El silencio era tan absoluto que a Tanis le parecía que oía el sonido del polvillo de la piedra deslizándose por el suelo.
—Tus hermanos confesaron su crimen antes de morir, príncipe Grallen. —La voz de Hornfel sonó temblorosa—. Aunque no fuera a sus manos, se consideraban responsables de tu muerte.
—Y lo eran —habló Grallen, iracundo—. Yo era el menor, el favorito de nuestro padre. Temían que los pasara por alto y me dejara a mí el gobierno de Thorbardin.
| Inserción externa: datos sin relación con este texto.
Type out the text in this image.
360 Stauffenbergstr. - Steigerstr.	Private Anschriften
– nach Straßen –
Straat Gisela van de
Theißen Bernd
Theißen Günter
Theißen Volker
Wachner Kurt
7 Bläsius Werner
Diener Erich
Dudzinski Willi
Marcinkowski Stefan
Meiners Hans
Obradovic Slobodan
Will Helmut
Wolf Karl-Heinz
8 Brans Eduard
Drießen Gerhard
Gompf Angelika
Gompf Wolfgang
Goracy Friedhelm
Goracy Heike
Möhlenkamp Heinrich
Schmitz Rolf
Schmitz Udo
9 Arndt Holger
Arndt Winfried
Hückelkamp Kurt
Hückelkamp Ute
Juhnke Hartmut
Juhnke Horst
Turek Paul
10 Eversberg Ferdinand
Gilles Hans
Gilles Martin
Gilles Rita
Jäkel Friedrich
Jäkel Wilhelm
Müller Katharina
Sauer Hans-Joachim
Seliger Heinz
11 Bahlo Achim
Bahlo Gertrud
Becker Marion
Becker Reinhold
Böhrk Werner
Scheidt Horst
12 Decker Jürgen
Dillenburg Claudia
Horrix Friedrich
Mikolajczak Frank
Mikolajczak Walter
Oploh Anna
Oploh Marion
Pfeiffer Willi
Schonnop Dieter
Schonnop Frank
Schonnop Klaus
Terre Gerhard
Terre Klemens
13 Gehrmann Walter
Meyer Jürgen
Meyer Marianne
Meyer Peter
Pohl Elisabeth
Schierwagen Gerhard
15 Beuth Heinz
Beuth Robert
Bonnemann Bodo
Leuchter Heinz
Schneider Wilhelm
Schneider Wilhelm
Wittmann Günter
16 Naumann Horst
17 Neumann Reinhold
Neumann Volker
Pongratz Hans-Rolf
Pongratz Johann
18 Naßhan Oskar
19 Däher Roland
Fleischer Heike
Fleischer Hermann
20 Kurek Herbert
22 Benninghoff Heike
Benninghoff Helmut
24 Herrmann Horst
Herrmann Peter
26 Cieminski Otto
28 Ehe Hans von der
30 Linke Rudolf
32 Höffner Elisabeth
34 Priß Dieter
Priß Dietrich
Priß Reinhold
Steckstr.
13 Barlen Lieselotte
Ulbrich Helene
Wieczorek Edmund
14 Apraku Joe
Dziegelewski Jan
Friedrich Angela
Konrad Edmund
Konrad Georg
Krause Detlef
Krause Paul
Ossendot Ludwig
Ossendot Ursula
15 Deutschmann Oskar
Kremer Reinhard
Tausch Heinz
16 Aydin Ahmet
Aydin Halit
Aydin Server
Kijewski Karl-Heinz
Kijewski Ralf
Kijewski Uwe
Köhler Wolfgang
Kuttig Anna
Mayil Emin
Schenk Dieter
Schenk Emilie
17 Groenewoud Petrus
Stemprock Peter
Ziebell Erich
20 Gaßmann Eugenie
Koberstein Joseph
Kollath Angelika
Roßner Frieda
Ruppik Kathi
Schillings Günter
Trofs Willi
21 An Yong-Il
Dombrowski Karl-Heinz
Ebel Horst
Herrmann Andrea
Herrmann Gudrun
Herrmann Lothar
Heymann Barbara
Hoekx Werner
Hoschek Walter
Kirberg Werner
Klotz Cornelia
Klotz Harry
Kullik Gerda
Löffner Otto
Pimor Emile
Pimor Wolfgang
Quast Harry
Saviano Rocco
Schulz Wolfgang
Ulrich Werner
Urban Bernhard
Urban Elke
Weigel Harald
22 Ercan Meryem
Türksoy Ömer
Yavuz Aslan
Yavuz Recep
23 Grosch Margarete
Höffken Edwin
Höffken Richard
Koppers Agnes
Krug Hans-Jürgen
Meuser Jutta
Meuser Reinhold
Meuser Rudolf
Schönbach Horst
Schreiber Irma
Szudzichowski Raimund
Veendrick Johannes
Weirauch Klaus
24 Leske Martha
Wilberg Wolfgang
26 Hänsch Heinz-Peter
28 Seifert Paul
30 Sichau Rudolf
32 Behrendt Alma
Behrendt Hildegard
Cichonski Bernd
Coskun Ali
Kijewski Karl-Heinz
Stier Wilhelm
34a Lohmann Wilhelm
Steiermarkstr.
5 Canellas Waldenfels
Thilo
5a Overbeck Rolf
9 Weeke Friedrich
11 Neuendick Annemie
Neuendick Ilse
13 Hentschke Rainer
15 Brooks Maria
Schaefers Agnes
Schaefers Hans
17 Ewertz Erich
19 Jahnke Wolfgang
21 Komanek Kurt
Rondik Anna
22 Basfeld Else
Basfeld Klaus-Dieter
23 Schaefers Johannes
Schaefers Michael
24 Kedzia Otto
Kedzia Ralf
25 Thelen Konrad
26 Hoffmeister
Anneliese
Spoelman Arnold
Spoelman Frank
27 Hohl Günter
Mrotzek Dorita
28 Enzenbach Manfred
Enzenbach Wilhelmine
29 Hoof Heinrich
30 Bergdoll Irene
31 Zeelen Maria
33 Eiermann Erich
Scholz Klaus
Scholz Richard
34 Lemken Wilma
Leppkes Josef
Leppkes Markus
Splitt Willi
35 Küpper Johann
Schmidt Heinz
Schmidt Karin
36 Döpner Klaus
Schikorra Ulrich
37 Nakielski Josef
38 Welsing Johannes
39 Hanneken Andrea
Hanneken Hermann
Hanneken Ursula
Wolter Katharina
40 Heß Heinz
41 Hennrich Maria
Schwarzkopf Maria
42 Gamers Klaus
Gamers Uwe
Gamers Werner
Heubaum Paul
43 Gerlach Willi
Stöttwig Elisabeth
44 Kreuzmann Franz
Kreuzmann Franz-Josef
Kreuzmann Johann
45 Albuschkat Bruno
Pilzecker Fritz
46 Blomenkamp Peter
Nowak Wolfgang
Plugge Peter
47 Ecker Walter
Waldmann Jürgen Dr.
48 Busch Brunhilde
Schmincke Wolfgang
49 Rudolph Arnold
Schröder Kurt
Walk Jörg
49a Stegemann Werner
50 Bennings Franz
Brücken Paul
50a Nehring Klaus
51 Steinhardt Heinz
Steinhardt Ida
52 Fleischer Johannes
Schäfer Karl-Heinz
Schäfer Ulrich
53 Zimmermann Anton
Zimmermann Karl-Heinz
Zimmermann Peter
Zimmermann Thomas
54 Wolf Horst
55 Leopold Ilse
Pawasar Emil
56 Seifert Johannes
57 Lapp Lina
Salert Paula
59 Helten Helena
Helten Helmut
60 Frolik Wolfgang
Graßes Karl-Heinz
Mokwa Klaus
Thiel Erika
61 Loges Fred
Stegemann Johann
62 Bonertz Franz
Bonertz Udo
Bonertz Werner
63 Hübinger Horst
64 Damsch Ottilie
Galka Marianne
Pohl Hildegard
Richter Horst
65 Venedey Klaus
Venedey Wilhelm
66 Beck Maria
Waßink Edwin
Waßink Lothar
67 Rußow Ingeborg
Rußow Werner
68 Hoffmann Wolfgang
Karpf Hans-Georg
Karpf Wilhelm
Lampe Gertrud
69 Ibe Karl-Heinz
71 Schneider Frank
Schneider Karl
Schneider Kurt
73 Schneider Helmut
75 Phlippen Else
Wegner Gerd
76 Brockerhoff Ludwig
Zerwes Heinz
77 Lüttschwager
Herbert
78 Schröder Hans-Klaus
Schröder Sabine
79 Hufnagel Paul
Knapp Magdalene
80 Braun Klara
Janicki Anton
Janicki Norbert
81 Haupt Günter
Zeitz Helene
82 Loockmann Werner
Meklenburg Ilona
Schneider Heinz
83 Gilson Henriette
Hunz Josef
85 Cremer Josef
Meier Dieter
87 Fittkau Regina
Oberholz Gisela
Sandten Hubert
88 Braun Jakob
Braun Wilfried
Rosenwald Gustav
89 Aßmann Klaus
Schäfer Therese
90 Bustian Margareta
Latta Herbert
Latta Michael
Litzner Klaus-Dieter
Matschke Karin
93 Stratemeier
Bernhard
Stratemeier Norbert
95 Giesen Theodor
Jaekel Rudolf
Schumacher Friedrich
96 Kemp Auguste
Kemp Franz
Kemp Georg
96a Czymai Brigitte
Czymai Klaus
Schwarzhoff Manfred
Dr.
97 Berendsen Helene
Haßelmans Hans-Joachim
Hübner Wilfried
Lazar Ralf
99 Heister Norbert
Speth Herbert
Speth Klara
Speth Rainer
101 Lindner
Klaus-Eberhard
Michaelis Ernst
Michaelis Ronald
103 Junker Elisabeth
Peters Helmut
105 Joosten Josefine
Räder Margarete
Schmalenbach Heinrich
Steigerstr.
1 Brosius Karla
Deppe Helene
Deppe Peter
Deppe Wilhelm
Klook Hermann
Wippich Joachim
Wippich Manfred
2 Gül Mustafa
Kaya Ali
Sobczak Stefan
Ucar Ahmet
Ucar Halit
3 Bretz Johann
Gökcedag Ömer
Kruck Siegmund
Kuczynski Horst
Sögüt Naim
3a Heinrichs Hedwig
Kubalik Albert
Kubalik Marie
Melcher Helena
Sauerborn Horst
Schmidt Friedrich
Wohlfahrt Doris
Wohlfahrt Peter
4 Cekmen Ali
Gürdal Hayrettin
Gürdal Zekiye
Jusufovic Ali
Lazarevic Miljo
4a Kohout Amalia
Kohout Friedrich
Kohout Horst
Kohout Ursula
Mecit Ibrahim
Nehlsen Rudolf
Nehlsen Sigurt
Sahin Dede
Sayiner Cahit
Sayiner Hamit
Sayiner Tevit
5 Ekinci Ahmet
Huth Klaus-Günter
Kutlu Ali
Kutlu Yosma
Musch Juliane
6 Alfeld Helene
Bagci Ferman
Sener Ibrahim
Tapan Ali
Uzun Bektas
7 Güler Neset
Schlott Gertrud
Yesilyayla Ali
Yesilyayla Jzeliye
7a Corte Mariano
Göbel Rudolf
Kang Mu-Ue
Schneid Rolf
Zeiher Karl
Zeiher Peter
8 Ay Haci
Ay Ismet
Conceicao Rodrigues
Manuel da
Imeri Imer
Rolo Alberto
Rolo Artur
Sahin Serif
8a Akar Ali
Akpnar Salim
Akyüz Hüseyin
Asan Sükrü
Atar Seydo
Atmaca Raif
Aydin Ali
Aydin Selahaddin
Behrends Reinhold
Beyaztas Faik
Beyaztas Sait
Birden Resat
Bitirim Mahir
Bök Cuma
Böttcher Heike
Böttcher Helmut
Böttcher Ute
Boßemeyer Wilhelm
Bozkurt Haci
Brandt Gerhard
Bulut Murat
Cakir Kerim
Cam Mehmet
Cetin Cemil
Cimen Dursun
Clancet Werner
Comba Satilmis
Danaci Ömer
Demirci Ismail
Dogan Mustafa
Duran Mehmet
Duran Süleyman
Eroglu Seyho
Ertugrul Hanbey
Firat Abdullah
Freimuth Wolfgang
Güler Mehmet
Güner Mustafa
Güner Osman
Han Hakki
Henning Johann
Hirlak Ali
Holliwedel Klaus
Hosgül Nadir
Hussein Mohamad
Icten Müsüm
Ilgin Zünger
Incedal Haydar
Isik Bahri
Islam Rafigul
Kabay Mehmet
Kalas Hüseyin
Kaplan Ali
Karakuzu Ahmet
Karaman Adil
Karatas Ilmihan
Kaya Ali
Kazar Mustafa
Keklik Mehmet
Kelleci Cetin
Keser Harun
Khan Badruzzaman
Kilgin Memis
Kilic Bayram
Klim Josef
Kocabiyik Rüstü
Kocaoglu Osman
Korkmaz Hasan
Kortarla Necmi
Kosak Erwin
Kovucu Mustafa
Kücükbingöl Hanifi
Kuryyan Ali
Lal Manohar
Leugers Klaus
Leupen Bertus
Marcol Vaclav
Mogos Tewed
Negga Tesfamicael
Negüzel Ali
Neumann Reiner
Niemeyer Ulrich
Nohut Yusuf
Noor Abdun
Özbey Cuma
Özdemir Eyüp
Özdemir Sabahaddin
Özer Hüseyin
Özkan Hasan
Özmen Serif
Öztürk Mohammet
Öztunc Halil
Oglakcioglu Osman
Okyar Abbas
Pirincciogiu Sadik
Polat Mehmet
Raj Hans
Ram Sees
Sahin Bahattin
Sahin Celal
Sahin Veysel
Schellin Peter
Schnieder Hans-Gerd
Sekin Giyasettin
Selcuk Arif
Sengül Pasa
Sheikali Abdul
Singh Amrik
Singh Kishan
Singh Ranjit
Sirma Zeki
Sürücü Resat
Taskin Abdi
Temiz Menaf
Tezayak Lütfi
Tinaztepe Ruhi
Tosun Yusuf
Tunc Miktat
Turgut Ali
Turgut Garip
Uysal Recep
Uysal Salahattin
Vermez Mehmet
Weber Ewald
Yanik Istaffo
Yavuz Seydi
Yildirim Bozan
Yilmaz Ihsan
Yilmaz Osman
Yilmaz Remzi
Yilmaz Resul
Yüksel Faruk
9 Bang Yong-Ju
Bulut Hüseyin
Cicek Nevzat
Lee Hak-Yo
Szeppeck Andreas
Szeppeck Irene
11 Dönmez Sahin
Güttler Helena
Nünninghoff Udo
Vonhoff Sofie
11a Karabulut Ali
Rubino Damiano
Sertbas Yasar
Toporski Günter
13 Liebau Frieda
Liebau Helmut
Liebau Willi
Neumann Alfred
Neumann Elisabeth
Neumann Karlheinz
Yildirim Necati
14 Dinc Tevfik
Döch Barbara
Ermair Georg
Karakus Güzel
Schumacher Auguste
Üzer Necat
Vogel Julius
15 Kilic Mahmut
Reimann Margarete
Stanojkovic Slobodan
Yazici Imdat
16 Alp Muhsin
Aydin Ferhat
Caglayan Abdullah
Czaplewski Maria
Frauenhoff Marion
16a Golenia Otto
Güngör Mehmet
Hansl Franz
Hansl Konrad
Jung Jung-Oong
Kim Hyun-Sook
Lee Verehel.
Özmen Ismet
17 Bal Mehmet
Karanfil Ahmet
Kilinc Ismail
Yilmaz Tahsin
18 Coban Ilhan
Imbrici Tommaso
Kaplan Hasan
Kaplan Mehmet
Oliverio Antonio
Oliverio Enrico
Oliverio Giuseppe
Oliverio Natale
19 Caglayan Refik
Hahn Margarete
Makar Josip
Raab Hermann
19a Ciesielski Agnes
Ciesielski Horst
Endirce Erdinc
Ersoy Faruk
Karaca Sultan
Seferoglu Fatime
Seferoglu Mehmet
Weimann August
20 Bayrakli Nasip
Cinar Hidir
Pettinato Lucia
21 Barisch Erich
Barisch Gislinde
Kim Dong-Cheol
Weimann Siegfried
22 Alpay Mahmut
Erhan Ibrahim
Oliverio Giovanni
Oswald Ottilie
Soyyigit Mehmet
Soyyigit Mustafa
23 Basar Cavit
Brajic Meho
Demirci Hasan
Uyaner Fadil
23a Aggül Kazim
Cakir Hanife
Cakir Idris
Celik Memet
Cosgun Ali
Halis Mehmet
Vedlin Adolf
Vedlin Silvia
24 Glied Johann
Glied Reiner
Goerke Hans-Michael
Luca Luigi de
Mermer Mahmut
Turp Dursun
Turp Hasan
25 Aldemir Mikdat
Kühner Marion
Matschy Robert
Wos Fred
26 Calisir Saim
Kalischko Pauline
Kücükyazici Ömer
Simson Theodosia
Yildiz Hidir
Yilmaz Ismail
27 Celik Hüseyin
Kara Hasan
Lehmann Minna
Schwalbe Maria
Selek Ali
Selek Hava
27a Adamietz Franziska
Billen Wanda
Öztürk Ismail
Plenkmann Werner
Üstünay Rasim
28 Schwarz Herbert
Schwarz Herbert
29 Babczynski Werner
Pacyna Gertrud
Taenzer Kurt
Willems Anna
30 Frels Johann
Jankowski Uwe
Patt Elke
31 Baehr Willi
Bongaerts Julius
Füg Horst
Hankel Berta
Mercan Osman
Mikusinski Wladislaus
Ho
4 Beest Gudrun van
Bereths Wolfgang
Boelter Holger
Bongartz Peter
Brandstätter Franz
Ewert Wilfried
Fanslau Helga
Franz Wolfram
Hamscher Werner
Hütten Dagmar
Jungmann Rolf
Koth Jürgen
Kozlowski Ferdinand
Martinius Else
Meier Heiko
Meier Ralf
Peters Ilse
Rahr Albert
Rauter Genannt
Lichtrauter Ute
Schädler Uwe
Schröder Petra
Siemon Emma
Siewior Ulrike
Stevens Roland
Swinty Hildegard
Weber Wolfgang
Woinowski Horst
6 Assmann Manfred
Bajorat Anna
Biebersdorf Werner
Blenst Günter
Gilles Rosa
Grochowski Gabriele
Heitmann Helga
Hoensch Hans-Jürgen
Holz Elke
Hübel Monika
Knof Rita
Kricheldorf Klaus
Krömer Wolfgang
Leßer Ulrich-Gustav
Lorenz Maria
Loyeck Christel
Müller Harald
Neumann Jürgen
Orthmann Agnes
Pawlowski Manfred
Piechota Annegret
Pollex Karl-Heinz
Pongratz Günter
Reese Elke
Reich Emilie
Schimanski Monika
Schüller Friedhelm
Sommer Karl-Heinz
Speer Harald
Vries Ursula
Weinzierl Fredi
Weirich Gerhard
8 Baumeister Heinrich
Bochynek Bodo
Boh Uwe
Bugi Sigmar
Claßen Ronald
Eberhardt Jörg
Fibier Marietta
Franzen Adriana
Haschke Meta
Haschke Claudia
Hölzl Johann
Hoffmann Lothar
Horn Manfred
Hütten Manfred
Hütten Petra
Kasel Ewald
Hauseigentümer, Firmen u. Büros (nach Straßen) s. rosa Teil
Aunque es cierto que sus manos no dieron el golpe mortal, sí que fue culpa suya que muriera.
»Yo era joven, participaba en mi primera batalla. Mis hermanos mayores juraron velar por mí y protegerme. En cambio me enviaron a la muerte. Me ordenaron que marchara con una pequeña fuerza a Zhaman, la fortaleza del perverso hechicero. Hice lo que me mandaban. ¿Por qué no? Los quería y los admiraba, ansiaba impresionarlos. Mis propios soldados intentaron avisarme, me advirtieron que era una misión suicida, pero no les hice caso. Confiaba en mis hermanos, que afirmaron que mis soldados mentían, que podía decirse que la batalla estaba ganada. Yo tendría el honor de capturar al hechicero y sacarlo de allí encadenado.
»Me regalaron este yelmo asegurándome que me haría invencible. Sabían la verdad, sabían que no me haría invencible. Siendo obra de los theiwars, la magia de la gema atraparía mi alma y así el yelmo me mantendría retenido en él, de manera que ni siquiera mi fantasma vengativo pudiera regresar para revelar la verdad de lo ocurrido.